My Diabetes Inklings

Checking my Privilege

I have a secret. I feel like a fraud living with diabetes. Healthcare professionals are constantly telling me that my diabetes is too “well-managed”, or that my A1c is reflective of a person without diabetes or that I’m a “boring patient”. Is it even possible to have imposter syndrome when it comes to life with diabetes?

We know that my type of diabetes is slightly different to the norm. Technically classed as type 1b, my diabetes doesn’t seem to be an autoimmune condition and my pancreas is still producing residual amounts of insulin. I believe that this protects me from getting DKA (pure speculation here). It’s the best of a bad situation.

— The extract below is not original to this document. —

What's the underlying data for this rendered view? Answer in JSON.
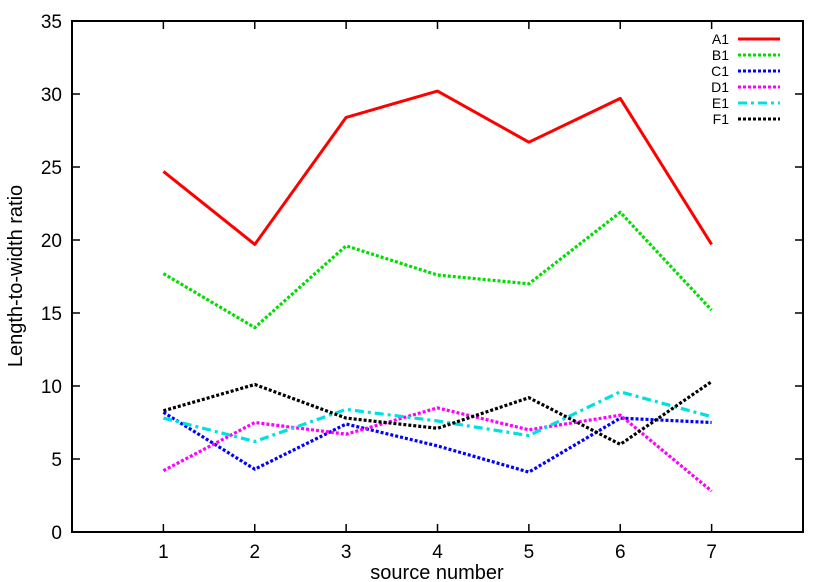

I worry about taking an ableist view of living with diabetes when I talk about it. Everyone’s diabetes and their journeys are different. While some are able to complete ultra marathons in spite of diabetes, others view diabetes as disabling with how disruptive it is to their lives. I am also acutely aware of the privilege I have of being able to access subsidised insulin, insulin pump consumables and CGM (for now) and afford private health insurance (barely) to get an insulin pump. These technology are what helps me to keep my diabetes in check. Without it, I might not be that “boring patient” who is so “well-controlled”, it’s like I don’t have diabetes.

On the other hand, it has taken a long time to get to this point with years of self-advocacy, tears and frustration under my belt. I’ve had healthcare professionals tell me I’m in denial when I’ve tried to advocate for myself and ask questions. I’ve been tangled in red tape simply because our healthcare system allocates funding and resources based on a nice little tick box diagnosis rather than medical needs. I’m just one of the lucky ones who found light at the end of the tunnel through lots of peer support, trial and error, patience and resilience.

But I think I’ve reached the point where my story has been told to death. Now I feel like quietly checking my privilege and stepping aside. There are so many other stories from people with diabetes who are doing amazing things, navigating their own challenges and who are fabulous story tellers. I see my role now as trying to amplify their voices to keep the slow burn of diabetes advocacy going. And in part, it’s been great see this happening organically and connect with fresh faced diabetes advocates within the community. It’s time for me to let go.

2 thoughts on “Checking my Privilege”

  1. Ashley, I think you get to do whatever you wish with advocacy. I am also privileged, more by age than an economic privilege. I advocate for my grandchildren and their children’s children. I know my mom advocated for my future when I did not have diabetes. But now that I have had it for 48 years, I know her tiny difference means the world to me.

    1. That’s beautiful Rick and reminds that every drop in the ocean creates a ripple effect. Thank you. I think I’m ready to change the way I do advocacy, I just don’t know how/in what way that would look like. I’d love to keep finding, supporting and amplifying the new stories that emerge through the community.